Der Grund für die 70-Prozent-Regel ist die Gewährleistung der Stromnetzstabilität, die durch eine Überlastung des Netzes gefährdet wird.

Diese Gefahr besteht insbesondere dann, wenn sich mehrere PV-Anlagen in direkter Umgebung befinden und die Sonne zur Mittagszeit an einem Sommertag strahlt. Dann laufen die Solaranlagen nämlich auf Hochtouren.  

Um dieser Überlastung vorzubeugen, wurde die 70%-Regelung oder Wirkleistungsbegrenzung eingeführt.

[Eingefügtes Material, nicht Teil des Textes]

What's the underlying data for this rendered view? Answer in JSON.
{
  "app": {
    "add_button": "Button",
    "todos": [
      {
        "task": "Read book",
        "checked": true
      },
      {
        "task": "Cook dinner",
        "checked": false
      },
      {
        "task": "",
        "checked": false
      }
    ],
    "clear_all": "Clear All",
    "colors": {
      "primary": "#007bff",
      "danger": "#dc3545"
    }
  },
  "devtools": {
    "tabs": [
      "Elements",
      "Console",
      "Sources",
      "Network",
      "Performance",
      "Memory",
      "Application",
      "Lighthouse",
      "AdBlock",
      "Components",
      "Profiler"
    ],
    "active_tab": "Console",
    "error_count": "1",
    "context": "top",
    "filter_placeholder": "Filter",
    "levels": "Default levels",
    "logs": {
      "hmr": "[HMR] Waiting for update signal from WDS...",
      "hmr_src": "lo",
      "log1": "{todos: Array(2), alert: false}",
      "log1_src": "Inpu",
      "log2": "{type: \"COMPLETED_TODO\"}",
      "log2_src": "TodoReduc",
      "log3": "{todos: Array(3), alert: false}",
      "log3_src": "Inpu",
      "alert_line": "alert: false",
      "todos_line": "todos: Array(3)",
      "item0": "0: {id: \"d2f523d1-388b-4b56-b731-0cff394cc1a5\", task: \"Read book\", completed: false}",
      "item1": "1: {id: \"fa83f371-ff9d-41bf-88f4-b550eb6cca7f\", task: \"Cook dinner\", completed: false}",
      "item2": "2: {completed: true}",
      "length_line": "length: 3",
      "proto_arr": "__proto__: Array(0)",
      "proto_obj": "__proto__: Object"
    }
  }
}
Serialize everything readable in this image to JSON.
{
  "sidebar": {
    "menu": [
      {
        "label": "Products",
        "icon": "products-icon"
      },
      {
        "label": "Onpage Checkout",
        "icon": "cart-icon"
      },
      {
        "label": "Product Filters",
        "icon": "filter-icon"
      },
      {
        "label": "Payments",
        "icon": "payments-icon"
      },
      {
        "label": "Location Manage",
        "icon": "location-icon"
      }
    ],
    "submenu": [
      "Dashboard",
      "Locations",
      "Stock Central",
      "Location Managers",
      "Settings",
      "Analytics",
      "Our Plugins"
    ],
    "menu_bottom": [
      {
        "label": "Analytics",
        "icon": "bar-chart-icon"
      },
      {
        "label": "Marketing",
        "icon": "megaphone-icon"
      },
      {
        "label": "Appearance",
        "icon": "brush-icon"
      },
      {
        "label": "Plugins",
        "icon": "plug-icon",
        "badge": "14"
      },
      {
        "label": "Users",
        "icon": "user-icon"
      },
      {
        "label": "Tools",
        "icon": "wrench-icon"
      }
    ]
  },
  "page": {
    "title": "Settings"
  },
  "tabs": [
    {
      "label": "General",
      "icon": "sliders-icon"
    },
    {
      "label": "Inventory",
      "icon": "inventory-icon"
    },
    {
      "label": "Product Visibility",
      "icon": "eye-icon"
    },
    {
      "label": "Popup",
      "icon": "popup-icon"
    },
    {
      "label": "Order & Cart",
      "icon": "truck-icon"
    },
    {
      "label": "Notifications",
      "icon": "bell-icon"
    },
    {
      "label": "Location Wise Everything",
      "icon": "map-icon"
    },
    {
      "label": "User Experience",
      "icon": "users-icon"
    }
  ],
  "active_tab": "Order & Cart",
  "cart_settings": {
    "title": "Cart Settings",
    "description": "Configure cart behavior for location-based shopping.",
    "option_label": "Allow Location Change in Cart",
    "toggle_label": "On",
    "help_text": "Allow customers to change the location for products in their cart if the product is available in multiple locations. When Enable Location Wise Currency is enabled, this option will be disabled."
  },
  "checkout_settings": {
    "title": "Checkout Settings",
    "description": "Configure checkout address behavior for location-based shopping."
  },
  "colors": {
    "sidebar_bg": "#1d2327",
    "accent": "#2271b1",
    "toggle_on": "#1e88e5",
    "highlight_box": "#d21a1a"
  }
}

Betroffen davon sind Besitzer von PV-Anlagen, die 7 kWp oder mehr produzieren können. Sie sind dazu verpflichtet, einen sogenannten Smart Meter oder eine fernbedienbare Funkrundsteuerung einzubauen, über die sich die Einspeisung ins Netz drosseln lässt.

Allerdings sind solche Geräte recht kostenintensiv und stehen in keinem Verhältnis zum Wert der Anlage selbst. Darum dürfen Sie auf diese verzichten und selber die maximale Einspeiseleistung der PV-Anlage auf 70 Prozent beschränken. Nur dann dürfen Sie Ihren Solarstrom an den Netzbetreiber über die Einspeisevergütung verkaufen. 

Die Grundregel lautet: Keine Einspeisevergütung ohne Wirkleistungsbegrenzung.

Wenn Sie eine Solaranlage anschaffen möchten, dann müssen Sie sich auch mit der Einspeisevergütung auseinandersetzen. Aber was ist eine Einspeisevergütung überhaupt?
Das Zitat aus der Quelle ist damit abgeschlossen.